A few weeks before now students have already started camping out at the study rooms and libraries, walking around those areas in pajamas, no longer caring about how they look - well some. Earlier last week I met up with my Korean KUBA buddy to hand some money over to pay for the KUBA Korea University varsity jackets, she turned up in her sleep wear outside GS25 haha! Turns out that she had loads of assignments to do, and one of them was due the next day so she was going to pull an all nighter. A common thing Koreans seem to do when it comes to assignments...

Also, yesterday night me, Louise and another friend from Vancouver decided to go out to study at TOM N TOMS - since it was open 24/7, with the added bonus of freshly made coffee and honey bread available. Unfortunately when we arrived - at 00:30-ish, the place was already packed with students studying for mid-terms. There were a few seats available scattered around, but we needed a table for 3. So we left, trying to find other places that were open 24/7 and good for studying.
In the end we couldn't find any - either they were closed or were closing soon at 1am or so, and instead bought 3 rounds of convenience store coffees, trekked back up the hill to the accommodation area and set camp in one of CJ International House's study rooms - L lived in CJ. Whilst spending an hour trying to find a place that would deliver us some midnight snacks (ok, a meal, we were looking for a meal, our dinner) on this Korean Delivery app, one of the security guards came in and told us that people who didn't live in CJ weren't allowed in the study room. Luckily he let me and Louise off this time round because we needed a place to group study...
To play it safe we ended up not bothering to order anything in fear that the security guy would see and scold us. We were planning to ordering McDonald's breakfast at 3.50am as well - when the breakfast menu began.

My Mid-terms & thoughts on courses

I have 2 exams on Tuesday - New Media and Consumer Behavious, 1 exam on Thursday - Beginner's Korea, and a take-home assignment due for next week on Tuesday 29th.

Strangely enough, I'm not at all anxious about them. Nor do I feel the absolute urgency to revise hardcore-ly for them. I feel quite...relaxed, yet worried that I am being so relaxed about it because usually I freak out over exams like I did for last semester. Perhaps it's because I haven't had mid-terms before, in England we only have exams at the end of the semester and coursework assignments in between. Plus, it feels like I haven't learnt anything vital yet.
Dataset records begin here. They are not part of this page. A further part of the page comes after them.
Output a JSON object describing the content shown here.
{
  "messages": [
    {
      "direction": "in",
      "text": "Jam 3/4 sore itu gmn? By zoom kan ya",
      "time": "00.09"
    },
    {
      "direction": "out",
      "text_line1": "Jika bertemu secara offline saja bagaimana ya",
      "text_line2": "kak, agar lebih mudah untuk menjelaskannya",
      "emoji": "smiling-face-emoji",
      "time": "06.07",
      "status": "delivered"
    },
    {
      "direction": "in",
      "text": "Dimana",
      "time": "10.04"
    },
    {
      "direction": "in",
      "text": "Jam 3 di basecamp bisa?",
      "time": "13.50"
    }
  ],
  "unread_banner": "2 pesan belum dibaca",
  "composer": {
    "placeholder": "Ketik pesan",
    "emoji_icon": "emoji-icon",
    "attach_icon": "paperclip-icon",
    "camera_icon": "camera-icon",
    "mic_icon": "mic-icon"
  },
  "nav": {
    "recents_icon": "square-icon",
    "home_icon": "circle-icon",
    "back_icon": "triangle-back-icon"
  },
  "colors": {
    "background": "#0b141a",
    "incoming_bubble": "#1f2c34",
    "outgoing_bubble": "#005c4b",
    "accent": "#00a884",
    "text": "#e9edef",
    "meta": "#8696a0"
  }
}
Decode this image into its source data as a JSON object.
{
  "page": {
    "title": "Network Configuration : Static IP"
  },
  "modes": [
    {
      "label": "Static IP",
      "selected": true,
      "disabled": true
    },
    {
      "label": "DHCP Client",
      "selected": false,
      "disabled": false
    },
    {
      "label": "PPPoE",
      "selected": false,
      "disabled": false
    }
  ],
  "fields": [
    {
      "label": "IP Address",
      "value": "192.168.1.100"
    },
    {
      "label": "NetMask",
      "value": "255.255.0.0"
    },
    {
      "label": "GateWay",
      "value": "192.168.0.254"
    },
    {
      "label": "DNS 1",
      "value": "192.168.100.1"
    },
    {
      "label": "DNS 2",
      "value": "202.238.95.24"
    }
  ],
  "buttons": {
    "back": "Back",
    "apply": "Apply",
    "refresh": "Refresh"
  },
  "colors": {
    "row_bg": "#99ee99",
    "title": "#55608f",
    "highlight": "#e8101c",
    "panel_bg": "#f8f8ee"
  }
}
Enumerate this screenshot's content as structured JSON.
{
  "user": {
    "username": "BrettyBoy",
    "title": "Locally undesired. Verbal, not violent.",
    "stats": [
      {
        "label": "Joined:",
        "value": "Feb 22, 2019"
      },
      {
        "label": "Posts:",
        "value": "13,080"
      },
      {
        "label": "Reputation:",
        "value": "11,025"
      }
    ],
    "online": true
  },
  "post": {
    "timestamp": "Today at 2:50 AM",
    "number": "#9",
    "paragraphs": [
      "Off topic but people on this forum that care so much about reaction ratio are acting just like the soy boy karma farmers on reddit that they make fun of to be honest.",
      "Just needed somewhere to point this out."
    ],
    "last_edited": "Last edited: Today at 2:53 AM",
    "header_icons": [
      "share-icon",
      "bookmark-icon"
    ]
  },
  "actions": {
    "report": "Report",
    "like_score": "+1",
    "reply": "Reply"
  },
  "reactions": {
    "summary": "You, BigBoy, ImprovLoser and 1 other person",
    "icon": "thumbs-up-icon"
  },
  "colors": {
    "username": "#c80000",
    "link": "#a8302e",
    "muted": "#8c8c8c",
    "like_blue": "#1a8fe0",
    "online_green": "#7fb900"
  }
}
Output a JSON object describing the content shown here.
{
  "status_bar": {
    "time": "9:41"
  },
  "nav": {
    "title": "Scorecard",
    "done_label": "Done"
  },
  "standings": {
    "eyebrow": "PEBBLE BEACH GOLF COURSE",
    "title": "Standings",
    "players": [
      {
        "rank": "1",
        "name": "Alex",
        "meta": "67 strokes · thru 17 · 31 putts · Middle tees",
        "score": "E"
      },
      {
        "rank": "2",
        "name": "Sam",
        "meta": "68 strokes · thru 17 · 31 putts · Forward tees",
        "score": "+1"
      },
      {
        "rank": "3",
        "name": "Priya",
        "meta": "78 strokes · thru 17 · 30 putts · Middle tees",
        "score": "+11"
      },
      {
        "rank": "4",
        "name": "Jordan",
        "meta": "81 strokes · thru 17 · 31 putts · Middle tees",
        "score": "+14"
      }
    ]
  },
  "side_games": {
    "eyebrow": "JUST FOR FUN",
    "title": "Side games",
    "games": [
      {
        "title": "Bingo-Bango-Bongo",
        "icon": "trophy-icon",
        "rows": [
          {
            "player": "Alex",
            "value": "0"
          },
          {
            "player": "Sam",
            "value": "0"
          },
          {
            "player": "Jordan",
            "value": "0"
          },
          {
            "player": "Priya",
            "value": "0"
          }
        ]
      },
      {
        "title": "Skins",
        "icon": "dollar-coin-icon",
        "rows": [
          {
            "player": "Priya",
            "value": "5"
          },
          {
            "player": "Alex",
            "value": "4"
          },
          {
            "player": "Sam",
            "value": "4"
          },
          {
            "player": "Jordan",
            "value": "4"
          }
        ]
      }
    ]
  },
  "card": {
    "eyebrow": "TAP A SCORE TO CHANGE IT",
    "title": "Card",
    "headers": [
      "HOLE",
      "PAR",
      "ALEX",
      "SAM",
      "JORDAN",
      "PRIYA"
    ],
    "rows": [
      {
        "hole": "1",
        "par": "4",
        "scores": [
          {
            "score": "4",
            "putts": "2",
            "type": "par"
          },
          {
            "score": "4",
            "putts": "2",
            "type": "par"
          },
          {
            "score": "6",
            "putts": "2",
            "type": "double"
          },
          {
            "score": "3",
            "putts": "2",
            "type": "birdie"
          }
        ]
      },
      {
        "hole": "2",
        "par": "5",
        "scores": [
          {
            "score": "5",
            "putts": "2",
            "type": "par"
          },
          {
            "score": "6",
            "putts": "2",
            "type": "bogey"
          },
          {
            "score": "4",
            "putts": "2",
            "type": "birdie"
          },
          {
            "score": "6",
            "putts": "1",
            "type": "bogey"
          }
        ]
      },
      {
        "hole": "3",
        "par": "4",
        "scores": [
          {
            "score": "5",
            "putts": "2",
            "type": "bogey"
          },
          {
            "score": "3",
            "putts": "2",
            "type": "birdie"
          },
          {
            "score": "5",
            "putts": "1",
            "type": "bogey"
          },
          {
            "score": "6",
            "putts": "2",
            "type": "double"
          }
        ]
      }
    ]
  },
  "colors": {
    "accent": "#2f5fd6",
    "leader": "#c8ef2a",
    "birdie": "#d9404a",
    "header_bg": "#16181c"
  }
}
It still feels like I'm on holiday. 

Though, I do get the feeling that I learnt more in New Media, yet I have no idea how to apply what I've learnt so far to the exam. From the exam sample we got it looks dead easy, it's basically an extended version of what we normally do for the twice weekly assignemnts, only without a long reading to do before answering the question/writing a review, so I guess that makes it harder. But it all seems like common sense telecomm marketing/business to me.

Also, for Consumer Behaviour and Strategic Communications a majority of the questions will be in true or false format, and some will just require us to fill in the blanks or write a really short description of a concept. And that's it.
Having looked at my notes again today I noticed that there are definitely things that I have never learnt before, yet the notes were very vague. Not detailed. I based them off the powerpoint slides accompanied with what the teacher explained, yet the notes still doesn't seem to be quite informative and full. Perhaps I am too used to writing lots of potentially unecessary notes back in England hence why it feels like it's not enough. We were suggested to read stuff from the course textbook to supplement our notes, yet at the same time I feel like I need not to...

Media and Social Change's assignment appeared incredibly long and tedious at first, but in reality (I'm pretty much 1 essay question away from completion) it's pretty easy as long as you know how to waffle/bs. I ended up reading the relevant chapters to supplement my answer to each question, yet I found that I didn't really have to. The powerpoint presentation notes were enough since the questions were just asking about our thoughts on certain theories. It was almost like a reading response.

Beginner's Korean is the lesson that I feel that I have learnt the most from, yet at a painfully slow and unecessary pace. The stuff we are taught, as my Korean language exchange buddy describes it, is very textbook-like. For example, we are taught to say "is there bread?" and the answer is "yes, there is bread", clearly the second phrase in the response is unecessary in reality, yet we are still told to do it since it is a form of practicing our speaking skills and writing.
I got 18/20 on the quiz that we took 2 weeks ago, which does count into our final grade. So I'm pretty lax about revising for the upcoming exam on Thursday. My only problem really is spelling.